Once the Netflix film was released, Simon Steel (Ship’s Compay Director) was delighted to share more about our project with Lindsay Fulcher at Minerva Magazine which led to us being featured in the March/ April edition. The magazine provides in-depth coverage of some of the worlds finest archaeology and ancient art.

The story begins like this…

It was July 1937 when the first step, which led to one of the most extraordinary archaeological finds ever made in the UK, was taken at a flower show in the market-town of Woodbridge in Suffolk. Here it was that a wealthy widow named Edith Pretty happened on a local historian named Vincent Redstone. Pretty, who owned an estate named Sutton Hoo on the River Deben, had long been intrigued by a cluster of 18 ancient mounds on her property. Having travelled extensively, including around Egypt, in her early life, she had always been interested in archaeology and, when she and her husband Lieutenant-Colonel Pretty moved into Sutton Hoo House in 1926, they had talked about excavating the mounds but done nothing about it…

Read the full article here, but don’t miss the final section (copied below) of the article which covers our story


Recreating the Sutton Hoo Ship

Just across the river from the burial site, the Sutton Hoo Ship’s Company is working to accurately recreate the huge Anglo-Saxon vessel that was hauled up from the River Deben to its final resting-place.

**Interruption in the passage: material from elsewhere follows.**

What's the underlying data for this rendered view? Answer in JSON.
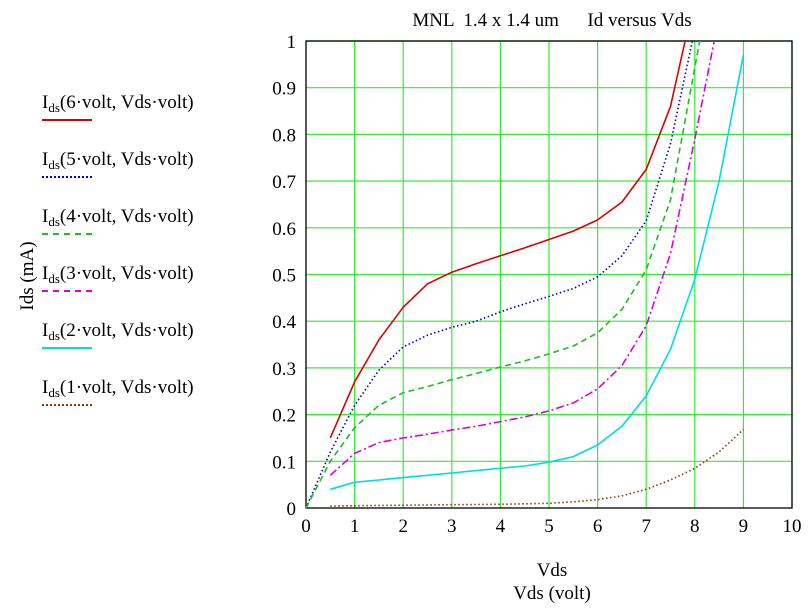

Based on the quayside in Woodbridge, our charity (whose trustees include Martin Carver, excavator of Sutton Hoo during the 1980s, and Julian Whitewright, maritime archaeologist at the University of Southampton) was set up in 2016 with the aim of recreating the ship, launching her on the river, and taking her to sea. This experimental archaeology project will teach us much about Anglo–Saxon life, including boat-building, trade, and seafaring. We are using materials, techniques, and tools Anglo-Saxons would have used, and recording every stage of the process. This ship was over 27m long, about 5m high from keel to bow, made of seven tons of green oak and one ton of copper/iron, and held together with 3,598 metal rivets. The replica will be all of these things too, and, like the original, powered by up to 40 people at a time.

Our team of volunteers, supervised by a shipwright and maritime archaeologists, have so far constructed a support for the keel. We have felled the first of about a dozen oaks to form the main part of the keel and planks. It will take two years to get from where we are to a ship ready for sea trials, and we are also working on a research programme and community engagement, as well as recruiting and training 120 rowers (three shifts of 40 for maximum power on the ship), which all requires funding.

Trialling the completed ship, we will take her on river and sea fully to understand questions about her speed, how she was rowed, how much cargo she could carry, and if she can cross the North Sea. We hope to determine whether the ship ever had a mast and sail. There is no archaeological evidence for this, but it would be exciting to see whether it is technically possible to achieve it. Based, as we are, across the river from the Sutton Hoo site, we are left with no doubt that it was quite a feat to haul the ship from the muddy banks of the Deben up to the Hoo; we hope to recreate this as well.